In a recent update to its guidance on preparing for quantum-safe cryptography (PQC), the National Cyber Security Centre (NCSC) highlighted the implications of PQC migration for users and system owners. The aim of this update is to assist both individual users and organizational system owners in understanding the steps they need to take to ensure a seamless transition to PQC.
For users who rely on commodity IT, such as standard browsers or operating systems, the migration to PQC is expected to be delivered through a software update. Ideally, this update will occur without the end-users even being aware of the transition. To ensure a smooth migration, it is recommended that users keep their devices and software up to date. By doing so, they will be ready to adopt PQC as soon as it becomes available. System owners of enterprise IT, designed to meet the demands of large organizations, are advised to communicate with their IT system suppliers to understand their plans for supporting PQC in their products.
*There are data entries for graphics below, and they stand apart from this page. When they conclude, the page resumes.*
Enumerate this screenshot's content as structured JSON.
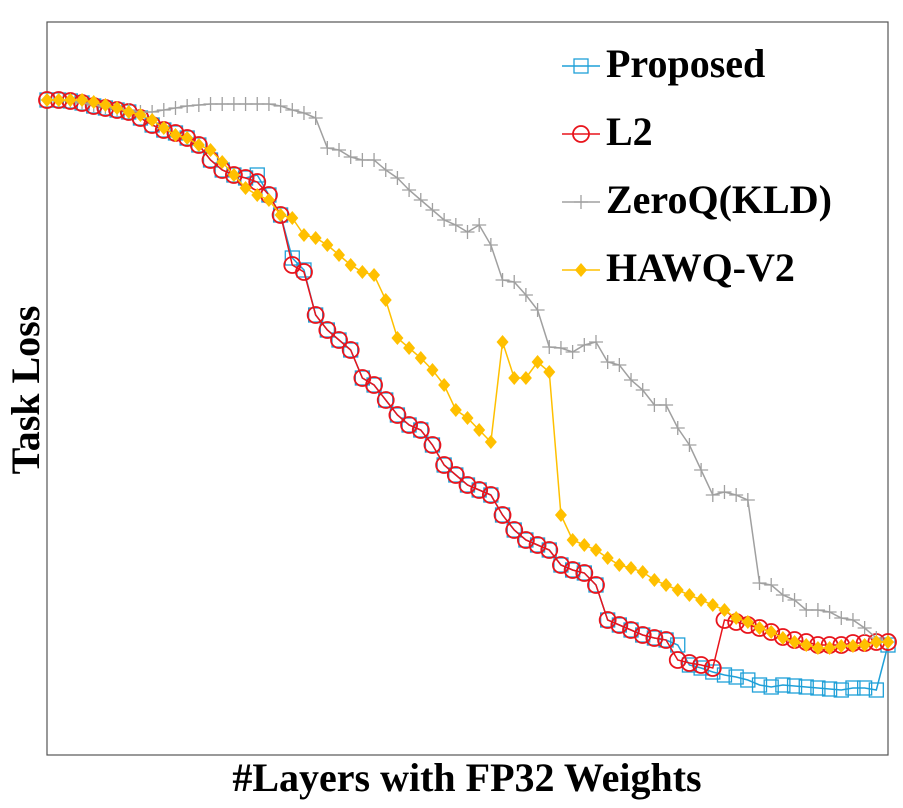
{
  "chart_data": {
    "type": "line",
    "xlabel": "#Layers with FP32 Weights",
    "ylabel": "Task Loss",
    "xlim": [
      0,
      72
    ],
    "ylim": [
      0,
      733
    ],
    "legend": "upper right",
    "series": [
      {
        "name": "Proposed",
        "color": "#1fa0d8",
        "marker": "square",
        "values": [
          655,
          655,
          654,
          652,
          649,
          647,
          645,
          643,
          637,
          630,
          625,
          622,
          617,
          610,
          595,
          585,
          580,
          577,
          580,
          560,
          540,
          497,
          485,
          440,
          425,
          415,
          405,
          377,
          370,
          355,
          340,
          330,
          325,
          310,
          290,
          280,
          270,
          265,
          260,
          240,
          225,
          215,
          210,
          205,
          190,
          185,
          182,
          170,
          135,
          130,
          125,
          120,
          117,
          115,
          110,
          90,
          87,
          83,
          80,
          78,
          75,
          70,
          68,
          70,
          69,
          68,
          67,
          66,
          65,
          67,
          67,
          65,
          110
        ]
      },
      {
        "name": "L2",
        "color": "#e8141c",
        "marker": "circle",
        "values": [
          655,
          655,
          654,
          652,
          649,
          647,
          645,
          643,
          637,
          630,
          625,
          622,
          617,
          610,
          595,
          585,
          580,
          577,
          573,
          560,
          540,
          490,
          483,
          440,
          425,
          415,
          405,
          377,
          370,
          355,
          340,
          330,
          325,
          310,
          290,
          280,
          270,
          265,
          260,
          240,
          225,
          215,
          210,
          205,
          190,
          185,
          182,
          170,
          135,
          130,
          125,
          120,
          117,
          115,
          95,
          92,
          90,
          87,
          135,
          133,
          130,
          127,
          123,
          118,
          115,
          113,
          110,
          110,
          110,
          112,
          112,
          113,
          113
        ]
      },
      {
        "name": "ZeroQ(KLD)",
        "color": "#a0a0a0",
        "marker": "plus",
        "values": [
          655,
          655,
          654,
          652,
          650,
          648,
          646,
          645,
          643,
          643,
          645,
          647,
          649,
          650,
          651,
          651,
          651,
          651,
          651,
          651,
          649,
          645,
          642,
          637,
          607,
          605,
          598,
          595,
          595,
          585,
          577,
          565,
          555,
          545,
          535,
          530,
          523,
          530,
          510,
          475,
          473,
          460,
          445,
          408,
          407,
          403,
          410,
          413,
          393,
          390,
          375,
          365,
          350,
          350,
          327,
          310,
          285,
          260,
          263,
          260,
          255,
          172,
          170,
          160,
          155,
          145,
          145,
          143,
          137,
          135,
          127,
          117,
          113
        ]
      },
      {
        "name": "HAWQ-V2",
        "color": "#ffc000",
        "marker": "diamond",
        "values": [
          655,
          655,
          655,
          655,
          653,
          650,
          647,
          643,
          640,
          635,
          627,
          620,
          617,
          610,
          605,
          593,
          580,
          567,
          560,
          555,
          540,
          537,
          520,
          517,
          510,
          500,
          490,
          483,
          480,
          455,
          417,
          407,
          397,
          385,
          370,
          345,
          337,
          325,
          313,
          413,
          377,
          377,
          393,
          383,
          240,
          215,
          210,
          205,
          197,
          190,
          187,
          183,
          175,
          170,
          165,
          160,
          155,
          150,
          145,
          137,
          133,
          127,
          123,
          117,
          113,
          110,
          107,
          107,
          109,
          109,
          110,
          113,
          113
        ]
      }
    ]
  }
}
However, for a minority of systems with bespoke IT or operational technology, the decision-making process becomes more complex. These systems often implement public key cryptography (PKC) in proprietary communications systems or architectures. In such cases, system and risk owners must carefully evaluate which PQC algorithms and protocols are best suited for their specific use cases. The NCSC recommends that technical system and risk owners begin or continue financial planning for updating their systems to support PQC. It is also advised to align these updates with regular technology refresh cycles, once final standards and implementations of PQC are available.
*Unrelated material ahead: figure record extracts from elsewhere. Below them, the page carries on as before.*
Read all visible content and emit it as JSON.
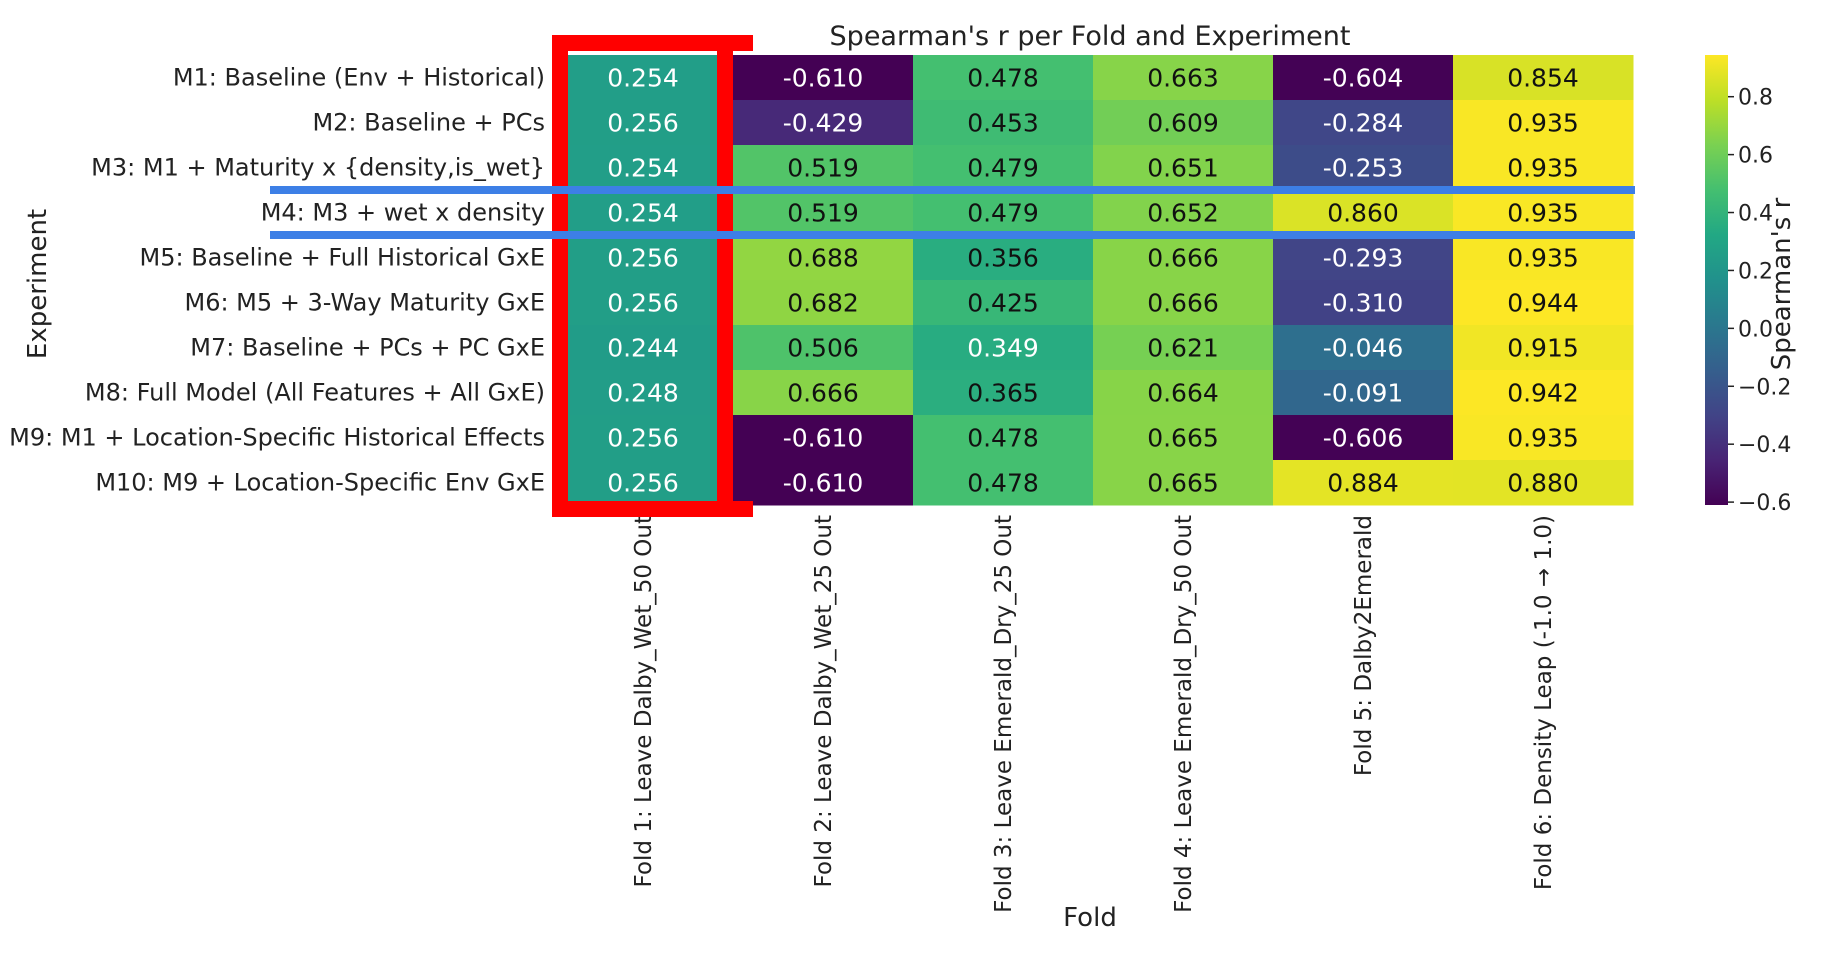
{
  "chart_data": {
    "type": "heatmap",
    "title": "Spearman's r per Fold and Experiment",
    "xlabel": "Fold",
    "ylabel": "Experiment",
    "colorbar_label": "Spearman's r",
    "colormap": "viridis",
    "vmin": -0.61,
    "vmax": 0.944,
    "colorbar_ticks": [
      0.8,
      0.6,
      0.4,
      0.2,
      0.0,
      -0.2,
      -0.4,
      -0.6
    ],
    "colorbar_tick_labels": [
      "0.8",
      "0.6",
      "0.4",
      "0.2",
      "0.0",
      "−0.2",
      "−0.4",
      "−0.6"
    ],
    "columns": [
      "Fold 1: Leave Dalby_Wet_50 Out",
      "Fold 2: Leave Dalby_Wet_25 Out",
      "Fold 3: Leave Emerald_Dry_25 Out",
      "Fold 4: Leave Emerald_Dry_50 Out",
      "Fold 5: Dalby2Emerald",
      "Fold 6: Density Leap (-1.0 → 1.0)"
    ],
    "rows": [
      "M1: Baseline (Env + Historical)",
      "M2: Baseline + PCs",
      "M3: M1 + Maturity x {density,is_wet}",
      "M4: M3 + wet x density",
      "M5: Baseline + Full Historical GxE",
      "M6: M5 + 3-Way Maturity GxE",
      "M7: Baseline + PCs + PC GxE",
      "M8: Full Model (All Features + All GxE)",
      "M9: M1 + Location-Specific Historical Effects",
      "M10: M9 + Location-Specific Env GxE"
    ],
    "values": [
      [
        0.254,
        -0.61,
        0.478,
        0.663,
        -0.604,
        0.854
      ],
      [
        0.256,
        -0.429,
        0.453,
        0.609,
        -0.284,
        0.935
      ],
      [
        0.254,
        0.519,
        0.479,
        0.651,
        -0.253,
        0.935
      ],
      [
        0.254,
        0.519,
        0.479,
        0.652,
        0.86,
        0.935
      ],
      [
        0.256,
        0.688,
        0.356,
        0.666,
        -0.293,
        0.935
      ],
      [
        0.256,
        0.682,
        0.425,
        0.666,
        -0.31,
        0.944
      ],
      [
        0.244,
        0.506,
        0.349,
        0.621,
        -0.046,
        0.915
      ],
      [
        0.248,
        0.666,
        0.365,
        0.664,
        -0.091,
        0.942
      ],
      [
        0.256,
        -0.61,
        0.478,
        0.665,
        -0.606,
        0.935
      ],
      [
        0.256,
        -0.61,
        0.478,
        0.665,
        0.884,
        0.88
      ]
    ],
    "value_labels": [
      [
        "0.254",
        "-0.610",
        "0.478",
        "0.663",
        "-0.604",
        "0.854"
      ],
      [
        "0.256",
        "-0.429",
        "0.453",
        "0.609",
        "-0.284",
        "0.935"
      ],
      [
        "0.254",
        "0.519",
        "0.479",
        "0.651",
        "-0.253",
        "0.935"
      ],
      [
        "0.254",
        "0.519",
        "0.479",
        "0.652",
        "0.860",
        "0.935"
      ],
      [
        "0.256",
        "0.688",
        "0.356",
        "0.666",
        "-0.293",
        "0.935"
      ],
      [
        "0.256",
        "0.682",
        "0.425",
        "0.666",
        "-0.310",
        "0.944"
      ],
      [
        "0.244",
        "0.506",
        "0.349",
        "0.621",
        "-0.046",
        "0.915"
      ],
      [
        "0.248",
        "0.666",
        "0.365",
        "0.664",
        "-0.091",
        "0.942"
      ],
      [
        "0.256",
        "-0.610",
        "0.478",
        "0.665",
        "-0.606",
        "0.935"
      ],
      [
        "0.256",
        "-0.610",
        "0.478",
        "0.665",
        "0.884",
        "0.880"
      ]
    ],
    "highlights": {
      "column_index": 0,
      "column_color": "#ff0000",
      "row_index": 3,
      "row_color": "#3d7fe6"
    }
  }
}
When choosing algorithms and parameters for PQC, the NCSC provides a table that outlines the recommended algorithms, their functions, and specifications. It is important to note that these algorithms offer different levels of security. Smaller parameter sets require less power and bandwidth but offer lower security margins. On the other hand, larger parameter sets provide higher security margins but require more processing power and bandwidth, with larger key sizes or signatures. The level of security required depends on the sensitivity and lifetime of the data being protected. The NCSC strongly advises that operational systems should only use implementations based on final standards to ensure their security.
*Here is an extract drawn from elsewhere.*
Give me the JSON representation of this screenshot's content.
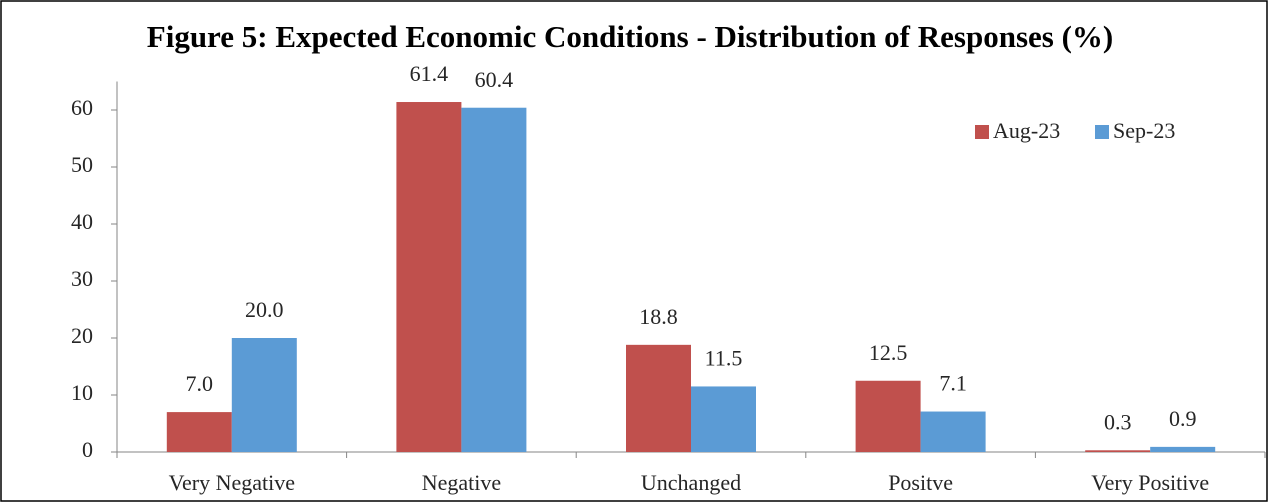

In addition to the recommended algorithms, the NCSC introduces the concept of post-quantum traditional (PQ/T) hybrid schemes. These schemes combine PQC algorithms with traditional PKC algorithms of the same type. For example, a PQC signature algorithm could be combined with a traditional PKC signature algorithm to create a PQ/T hybrid signature. However, it is important to note that PQ/T hybrid schemes are more complex to implement and maintain, and they are less efficient compared to single algorithm solutions. Despite these drawbacks, there may be a need for PQ/T hybrid schemes due to interoperability, implementation security, or constraints imposed by a protocol or system.
In conclusion, the implications of PQC migration for users and system owners are significant. Commodity IT users can expect a seamless transition through software updates, while those with bespoke systems must carefully plan their migration strategies. The choice of algorithms and parameters depends on the desired security level and specific use cases. It is crucial to stay updated with final standards and implementations to ensure the highest level of security. Furthermore, the introduction of PQ/T hybrid schemes provides a possible solution for interoperability or security constraints. However, it is essential to consider the added complexity and reduced efficiency associated with these schemes. By following the NCSC’s guidance, users and system owners can navigate the transition to PQC effectively and enhance their cybersecurity posture in the era of quantum computing.